I rented a weird little one bedroom on the fourth story of a four-floor building across the street from campus. It had a “gnome door,” a little half-height door that led to a storage closet and presumably John Malkovich’s head, a fire escape that let me clamber up to the roof, and mice that came in through holes behind the kitchen sink. (Really, it was a relief to find the mice, because before then I’d just thought the glimpses of movement I saw out of the corner of my eye meant that the solitary life was driving me insane.)

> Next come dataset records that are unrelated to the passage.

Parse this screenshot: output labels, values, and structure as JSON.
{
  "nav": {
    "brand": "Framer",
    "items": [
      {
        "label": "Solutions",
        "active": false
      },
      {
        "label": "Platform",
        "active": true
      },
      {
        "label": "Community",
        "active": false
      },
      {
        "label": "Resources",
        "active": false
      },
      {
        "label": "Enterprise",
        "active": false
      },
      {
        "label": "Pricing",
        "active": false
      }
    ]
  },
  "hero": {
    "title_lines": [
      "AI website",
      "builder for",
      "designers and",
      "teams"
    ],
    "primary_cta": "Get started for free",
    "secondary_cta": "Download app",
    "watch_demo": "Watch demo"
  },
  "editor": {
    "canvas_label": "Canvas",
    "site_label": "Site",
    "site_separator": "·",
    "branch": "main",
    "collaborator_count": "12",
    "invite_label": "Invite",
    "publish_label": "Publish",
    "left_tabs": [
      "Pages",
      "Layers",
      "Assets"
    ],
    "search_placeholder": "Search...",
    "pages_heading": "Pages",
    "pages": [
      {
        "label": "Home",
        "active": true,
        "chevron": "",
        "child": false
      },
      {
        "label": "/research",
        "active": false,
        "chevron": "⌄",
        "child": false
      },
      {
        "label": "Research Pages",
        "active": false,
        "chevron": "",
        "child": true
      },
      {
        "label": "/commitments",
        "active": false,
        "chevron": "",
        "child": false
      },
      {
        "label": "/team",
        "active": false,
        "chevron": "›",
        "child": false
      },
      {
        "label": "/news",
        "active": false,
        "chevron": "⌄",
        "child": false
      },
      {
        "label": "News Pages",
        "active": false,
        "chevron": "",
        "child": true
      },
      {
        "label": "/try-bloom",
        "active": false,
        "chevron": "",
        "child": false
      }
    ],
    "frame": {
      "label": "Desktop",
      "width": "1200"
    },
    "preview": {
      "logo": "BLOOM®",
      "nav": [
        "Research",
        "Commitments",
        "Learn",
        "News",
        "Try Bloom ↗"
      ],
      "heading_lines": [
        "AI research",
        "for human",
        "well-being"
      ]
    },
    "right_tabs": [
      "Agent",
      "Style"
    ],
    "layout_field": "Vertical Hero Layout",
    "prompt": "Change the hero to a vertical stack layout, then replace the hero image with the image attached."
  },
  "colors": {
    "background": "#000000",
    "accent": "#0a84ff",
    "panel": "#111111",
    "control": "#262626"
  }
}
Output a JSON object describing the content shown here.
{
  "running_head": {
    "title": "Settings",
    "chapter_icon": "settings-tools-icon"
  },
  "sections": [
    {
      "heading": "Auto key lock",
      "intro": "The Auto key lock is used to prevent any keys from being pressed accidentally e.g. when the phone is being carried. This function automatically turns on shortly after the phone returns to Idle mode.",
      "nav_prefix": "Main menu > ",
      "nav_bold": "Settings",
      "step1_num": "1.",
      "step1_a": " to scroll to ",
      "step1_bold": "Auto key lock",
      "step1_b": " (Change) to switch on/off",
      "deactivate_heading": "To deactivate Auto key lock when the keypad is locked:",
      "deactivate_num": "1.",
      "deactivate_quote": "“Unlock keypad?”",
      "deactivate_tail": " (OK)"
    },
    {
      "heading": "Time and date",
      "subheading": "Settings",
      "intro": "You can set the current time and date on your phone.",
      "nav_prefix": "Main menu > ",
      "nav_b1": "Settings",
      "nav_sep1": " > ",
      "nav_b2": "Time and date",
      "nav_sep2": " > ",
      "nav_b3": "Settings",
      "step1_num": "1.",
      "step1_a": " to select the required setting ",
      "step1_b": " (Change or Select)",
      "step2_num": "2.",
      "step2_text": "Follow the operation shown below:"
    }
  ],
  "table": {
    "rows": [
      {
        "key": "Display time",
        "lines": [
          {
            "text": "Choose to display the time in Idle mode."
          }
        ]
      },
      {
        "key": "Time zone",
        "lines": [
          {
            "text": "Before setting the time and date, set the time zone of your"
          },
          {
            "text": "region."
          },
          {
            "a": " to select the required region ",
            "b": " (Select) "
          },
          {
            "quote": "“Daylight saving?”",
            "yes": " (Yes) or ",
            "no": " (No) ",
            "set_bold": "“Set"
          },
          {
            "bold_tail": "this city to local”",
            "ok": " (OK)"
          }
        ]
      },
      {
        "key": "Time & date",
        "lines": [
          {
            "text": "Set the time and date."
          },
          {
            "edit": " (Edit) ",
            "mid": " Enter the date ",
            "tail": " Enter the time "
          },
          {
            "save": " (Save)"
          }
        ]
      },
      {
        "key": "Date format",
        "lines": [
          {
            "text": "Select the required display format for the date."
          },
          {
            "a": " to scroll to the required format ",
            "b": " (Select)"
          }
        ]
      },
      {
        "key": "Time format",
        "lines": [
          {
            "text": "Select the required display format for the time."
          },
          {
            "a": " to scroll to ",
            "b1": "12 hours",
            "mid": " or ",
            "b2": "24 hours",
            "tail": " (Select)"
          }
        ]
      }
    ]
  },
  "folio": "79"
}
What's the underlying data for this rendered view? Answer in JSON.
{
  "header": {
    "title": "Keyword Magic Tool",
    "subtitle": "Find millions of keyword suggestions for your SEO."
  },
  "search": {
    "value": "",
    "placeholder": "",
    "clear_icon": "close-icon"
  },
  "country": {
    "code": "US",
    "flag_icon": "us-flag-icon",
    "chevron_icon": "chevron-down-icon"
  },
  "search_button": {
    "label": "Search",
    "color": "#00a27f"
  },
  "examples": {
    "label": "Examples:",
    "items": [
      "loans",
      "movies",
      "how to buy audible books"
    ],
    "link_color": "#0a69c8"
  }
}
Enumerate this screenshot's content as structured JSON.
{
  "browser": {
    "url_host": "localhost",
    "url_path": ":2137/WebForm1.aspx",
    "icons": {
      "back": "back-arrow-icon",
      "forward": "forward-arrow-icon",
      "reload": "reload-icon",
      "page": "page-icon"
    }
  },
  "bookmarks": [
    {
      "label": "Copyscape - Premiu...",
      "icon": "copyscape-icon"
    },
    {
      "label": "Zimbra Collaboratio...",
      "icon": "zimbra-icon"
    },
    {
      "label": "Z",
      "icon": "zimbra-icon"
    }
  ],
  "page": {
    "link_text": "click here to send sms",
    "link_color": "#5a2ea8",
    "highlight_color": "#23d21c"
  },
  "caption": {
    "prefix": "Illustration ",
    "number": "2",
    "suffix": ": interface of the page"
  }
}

Kajigaya, Tokyo, Japan, $?/mo.
I studied abroad in Japan for half a year, and stayed in an all-girls dorm building an hour and a half outside the city. The rent was part of the study abroad package, so it remians a mystery, but I’m thinking it was cheap. My 6×8 room had two windows and enough space for three people to sit on the bed and watch America’s Next Top Model on a laptop. There was a small dining room on the first floor where the 30 girls in the building had breakfast and dinner and the kitchen lady and I talked about LOST (Sawyer = cool across cultures). The house manager locked the front doors at 11 p.m., so we had many nights out that lasted until five, when we waited on the stoop for the doors to open at six.

W University Parkway, Baltimore, Md., $600/mo. Back in the states (after a harrowing international housing search), I moved into the second bedroom of a young professional’s place up the street from campus. I felt like a fabulously lucky interloper. There were a lot of lace doilies and knick nacks and other design decisions that clashed with my minimalist style, but by George there was also a staffed reception and a mail room and an accessible and non-sleazy management company that actually fixed things. My roommate’s mom visited for months at a time from Cyprus and cooked elaborate meals for me even though she couldn’t remember my name.

Westwood, Los Angeles, Calif., $700/mo. (plus $250 for 3 months of parking)
I took an unpaid internship at a production company in Los Angeles and found a summer sublet near UCLA. The other two roommates in the two-bedroom apartment — who hadn’t been told by the regular living room occupant that she was subletting, surprise — were perfectly nice and perfectly filthy people, who had let their long, dark hair get matted and trampled into the thin carpet to the point I was ripping it up with my hands. The also were incapable of taking out the trash. But they totally redeemed themselves when the girl I was subletting from stole my security deposit. The roommates sent me a check for the stolen deposit and kicked the thieving girl out.

Arlington, Va., $500/mo.
After Los Angeles sucked my life, my soul, and my savings, I moved in with my cousin in DC. My room was small, but the apartment was great: There was cable and a shared backyard with sweet quirky neighbors including a woman who had been Tim Gunn’s professor back in his unfashionable school days. My cousin super undercharged me for rent, let me eat her food, drove me to Trader Joe’s, and in general was the best.

Tokyo, Japan, 46,500 yen/mo. (~$620/mo.)
I enrolled in an MBA program in Tokyo, which meant international house searching, round two. I landed a relatively spacious room in a share house with five other girls. People are still filthy animals, but I pay absurdly low rent to be no more than 30 minutes away from anywhere in central Tokyo, so I’ll take it. I am now the girl who isn’t afraid to chase out the rats, who defeats piles of other peoples’ dishes without leaving passive aggressive notes, and who can unlock your door with a nail file if you locked yourself out. Forget what you see in movies, these are the real ninja skills.

Jordan Wyn is an MBA candidate at Hitotsubashi University and a fiction writer, but swears she couldn’t make some of her roommate stories up.